Doctor of Philosophy


Public Affairs and Administration

First Advisor

Dr. Kathleen M. Reding

Second Advisor

Dr. Barbara Liggett

Third Advisor

Dr. Janet Cooper

Fourth Advisor

Dr. Daniel Mihalko


Affirmative action public policy did not experience much debate when it was put in place during the late 1960’s. However, the debate is occurring in the 1990s. Its merits are being weighed and there are movements locally to eliminate affirmative action policy.

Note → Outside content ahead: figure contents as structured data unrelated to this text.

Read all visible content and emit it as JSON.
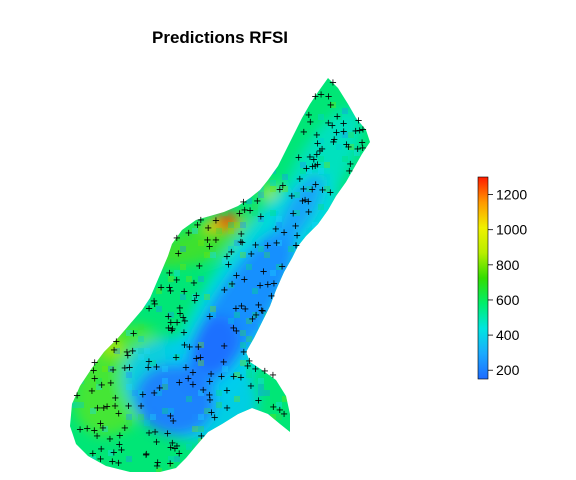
{
  "title": "Predictions RFSI",
  "legend": {
    "min": 150,
    "max": 1300,
    "ticks": [
      200,
      400,
      600,
      800,
      1000,
      1200
    ],
    "stops": [
      "#1e6bff",
      "#1aa9ff",
      "#00e5e0",
      "#00ee6a",
      "#33dd00",
      "#b8ee00",
      "#f0f000",
      "#ff9900",
      "#ff1a00"
    ]
  },
  "colors": {
    "low": "#1e6bff",
    "mid": "#00e676",
    "high": "#ff2000",
    "marker": "#000000"
  },
  "marker_symbol": "+"
}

The Michigan construction industry is the focus of this study. This study examined not only these employment outcome benefits, but also outlines the outcome benefit trends over thirty-one years for national employment and employment in the state of Michigan with an emphasis on the construction industry. Details regarding white-collar and blue-collar occupational grouping trends as well as unemployment level trends are reviewed at the state of Michigan level. Eight interruption dates were initially identified for this study (1971, 1975, 1977, 1980,1989, 1991, 1992, and 1995), and a ninth interruption was added after initial analysis of data for the year 1981.

Employment data for the years 1968, 1972, 1974, 1976, and 1977 were not analyzed. A regression and time series were used to analyze the data for trends regarding employment at the national and state of Michigan percentage levels and the unemployment percentage level in Michigan for each protected group. A P-value of .05 or less was interpreted as being a significant interruption in the series. Analysis of the data indicated that each protected group equally shared the P-value of .05 percent or less and there was not significance as a result of affirmative action public policy in the employment of black protected groups compared with other protected groups over the time of this study.

Qualitative data were collected through the secondary source of archival documents. Qualitative results support the findings of the quantitative results.